Jean-Louis Bruneaux s’est attaché à restituer l’évolution de la société gauloise et l’impact de son évolution sur les pratiques religieuses. Les échanges commerciaux et l’engagement de mercenaires dans les armées du bassin méditerranéen ont engendré une mutation de la société gauloise, qui évolue vers un régime de cité, de peuple- État, assez proche du modèle grec. Au IIIe siècle av. JC, une mutation religieuse s’opère, vraisemblablement sous l’impulsion de migrants belges et d’un clergé constitué, composé notamment de savants ayant des connaissances en astronomie : ces hommes seraient les agents de la réforme druidique, ce que l’auteur appelle la « révolution sacerdotale du IIIe siècle ». Ces druides étaient des philosophes, qui à l’instar de leurs homologues grecs, ont réformé et moralisé la religion (et la société) gauloise sans remettre en question les croyances anciennes, et plus particulièrement le panthéon et la cosmogonie celtiques. Ces changements, cette évolution qui est le fruit d’échanges culturels entre sociétés indo-européennes, ne bouleverse pas la société en profondeur : il s’agit plutôt d’une recomposition, d’une adaptation, rien de semblable aux bouleversements consécutifs à l’introduction du christianisme.

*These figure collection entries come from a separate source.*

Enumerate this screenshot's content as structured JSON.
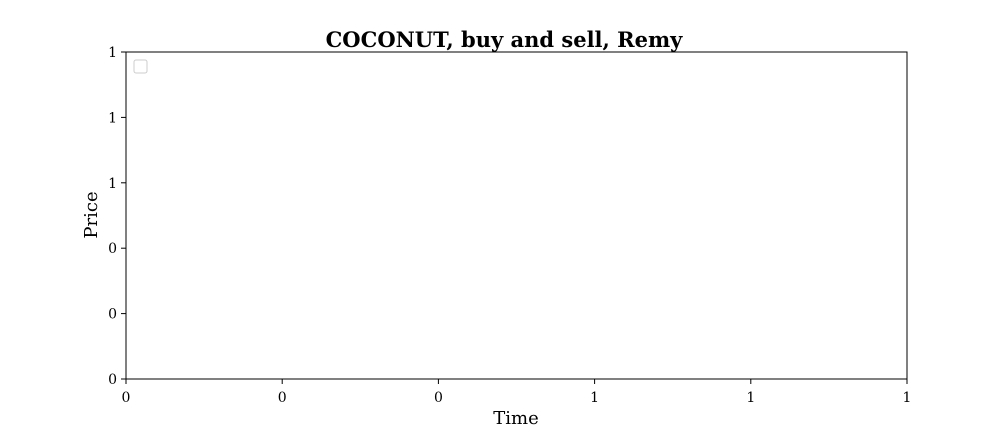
{
  "chart_data": {
    "type": "line",
    "title": "COCONUT, buy and sell, Remy",
    "xlabel": "Time",
    "ylabel": "Price",
    "x_tick_labels": [
      "0",
      "0",
      "0",
      "1",
      "1",
      "1"
    ],
    "y_tick_labels": [
      "0",
      "0",
      "0",
      "1",
      "1",
      "1"
    ],
    "series": [],
    "legend": {
      "placement": "top-left",
      "entries": []
    },
    "grid": false
  }
}
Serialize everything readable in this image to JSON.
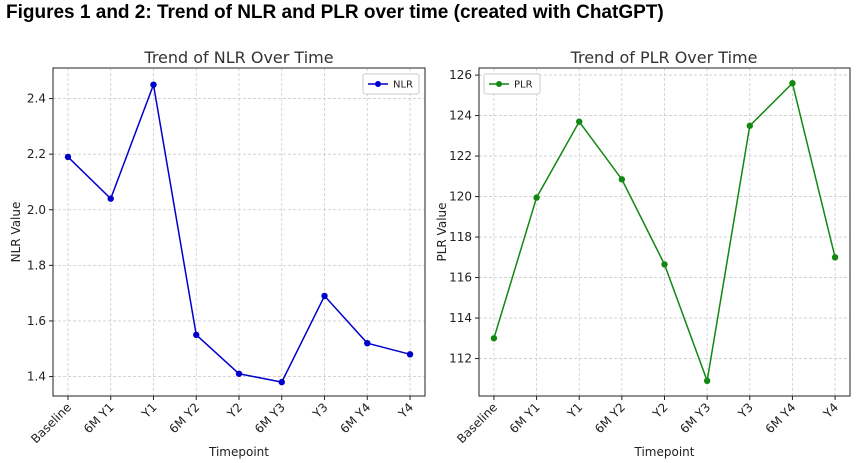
{
  "figure_title": "Figures 1 and 2: Trend of NLR and PLR over time (created with ChatGPT)",
  "chart_data": [
    {
      "type": "line",
      "title": "Trend of NLR Over Time",
      "xlabel": "Timepoint",
      "ylabel": "NLR Value",
      "categories": [
        "Baseline",
        "6M Y1",
        "Y1",
        "6M Y2",
        "Y2",
        "6M Y3",
        "Y3",
        "6M Y4",
        "Y4"
      ],
      "series": [
        {
          "name": "NLR",
          "color": "#0000cc",
          "values": [
            2.19,
            2.04,
            2.45,
            1.55,
            1.41,
            1.38,
            1.69,
            1.52,
            1.48
          ]
        }
      ],
      "ylim": [
        1.33,
        2.51
      ],
      "yticks": [
        1.4,
        1.6,
        1.8,
        2.0,
        2.2,
        2.4
      ],
      "ytick_labels": [
        "1.4",
        "1.6",
        "1.8",
        "2.0",
        "2.2",
        "2.4"
      ],
      "grid": true,
      "legend": "top-right"
    },
    {
      "type": "line",
      "title": "Trend of PLR Over Time",
      "xlabel": "Timepoint",
      "ylabel": "PLR Value",
      "categories": [
        "Baseline",
        "6M Y1",
        "Y1",
        "6M Y2",
        "Y2",
        "6M Y3",
        "Y3",
        "6M Y4",
        "Y4"
      ],
      "series": [
        {
          "name": "PLR",
          "color": "#118811",
          "values": [
            113.0,
            119.95,
            123.7,
            120.85,
            116.65,
            110.9,
            123.5,
            125.6,
            117.0
          ]
        }
      ],
      "ylim": [
        110.15,
        126.35
      ],
      "yticks": [
        112,
        114,
        116,
        118,
        120,
        122,
        124,
        126
      ],
      "ytick_labels": [
        "112",
        "114",
        "116",
        "118",
        "120",
        "122",
        "124",
        "126"
      ],
      "grid": true,
      "legend": "top-left"
    }
  ]
}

L’influence grecque, voire d’autres civilisations orientales, est à l’origine de la construction de sanctuaires et de l’introduction de nouvelles pratiques funéraires : l’incinération des corps, pourtant pratiquée localement en Europe depuis le Mésolithique, signifierait pour l’auteur la croyance en la transmigration de l’âme, qui révéleraient l’abandon de croyances archaïques, lesquelles présupposaient la survie de l’individu dans son enveloppe charnelle dans un au-delà chthonien mal défini (les Celtes attachaient de l’importance aux marécages, espaces intermédiaires incertains, un monde terrestre et aquatique, permettant d’accéder à un autre monde). Les Gaulois croyaient également en une « apocalypse », une fin de l’humanité provoquée par un cataclysme majeur : la chute de la voûte céleste.

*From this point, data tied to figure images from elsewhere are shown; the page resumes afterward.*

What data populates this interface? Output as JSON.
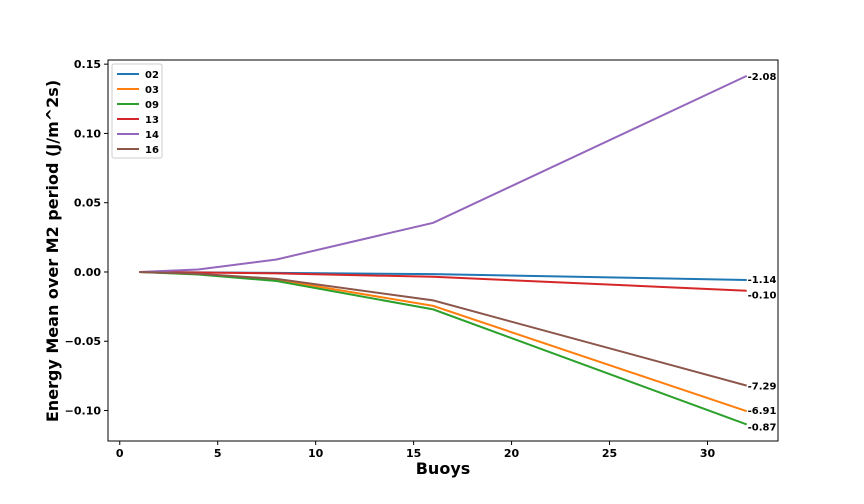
{
  "chart_data": {
    "type": "line",
    "title": "",
    "xlabel": "Buoys",
    "ylabel": "Energy Mean over M2 period (J/m^2s)",
    "xlim": [
      -0.6,
      33.6
    ],
    "ylim": [
      -0.122,
      0.153
    ],
    "x_ticks": [
      0,
      5,
      10,
      15,
      20,
      25,
      30
    ],
    "y_ticks": [
      -0.1,
      -0.05,
      0.0,
      0.05,
      0.1,
      0.15
    ],
    "y_tick_labels": [
      "−0.10",
      "−0.05",
      "0.00",
      "0.05",
      "0.10",
      "0.15"
    ],
    "x": [
      1,
      4,
      8,
      16,
      32
    ],
    "legend_position": "top-left",
    "grid": false,
    "series": [
      {
        "name": "02",
        "color": "#1f77b4",
        "values": [
          0.0,
          -0.0003,
          -0.0007,
          -0.0015,
          -0.0058
        ],
        "end_label": "-1.14"
      },
      {
        "name": "03",
        "color": "#ff7f0e",
        "values": [
          0.0,
          -0.0015,
          -0.0055,
          -0.0245,
          -0.1005
        ],
        "end_label": "-6.91"
      },
      {
        "name": "09",
        "color": "#2ca02c",
        "values": [
          0.0,
          -0.0018,
          -0.0065,
          -0.027,
          -0.11
        ],
        "end_label": "-0.87"
      },
      {
        "name": "13",
        "color": "#d62728",
        "values": [
          0.0,
          -0.0004,
          -0.001,
          -0.0035,
          -0.0135
        ],
        "end_label": "-0.10"
      },
      {
        "name": "14",
        "color": "#9467bd",
        "values": [
          0.0,
          0.0018,
          0.009,
          0.0355,
          0.1415
        ],
        "end_label": "-2.08"
      },
      {
        "name": "16",
        "color": "#8c564b",
        "values": [
          0.0,
          -0.0013,
          -0.005,
          -0.0205,
          -0.082
        ],
        "end_label": "-7.29"
      }
    ]
  }
}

Les espaces sacrés et les lieux de cultes, en particulier les sanctuaires, témoignent d’une spiritualité foisonnante et de l’importance des rites guerriers dans les sociétés gauloises. La décollation pratiquées sur les corps des ennemis vaincus (peut-être pour se prévenir d’une vengeance post-mortem du mort, mais aussi comme trophée témoignage du courage sur le champ de bataille), voire le suicide collectif des « soldures », combattants et clients d’un grand chef, après la mort de celui-ci soulignent l’extrême importance de l’honneur dans la société guerrière celtique. Le sanctuaire de Ribemont-sur-Ancre a été érigé sur le site d’un affrontement qui aurait eu lieu vers -260 av. JC, à l’endroit exact où les guerriers gaulois auraient cédé face aux troupes d’invasion belges, à l’emplacement où une divinité serait intervenue pour offrir la victoire. Ce lieu a été immédiatement transformé en un espace sacré destiné à honorer les morts du camp des vainqueurs et à glorifier, ceux qui d’entre-eux ont survécu. Ces derniers s’octroyaient les crânes des vaincus : le reste des corps et de leur armement revenaient aux dieux. La bataille était vécue comme une ordalie, les morts étaient des victimes sacrificielles et leurs armes une offrande….

Le livre de Jean-Louis Bruneaux est probablement à ce jour l’étude la plus objective sur ce sujet.

Jean-Louis Bruneaux, Les religions gauloiseséditions du Centre national de la recherche scientifique (collection Biblis), 480 pages, 12€.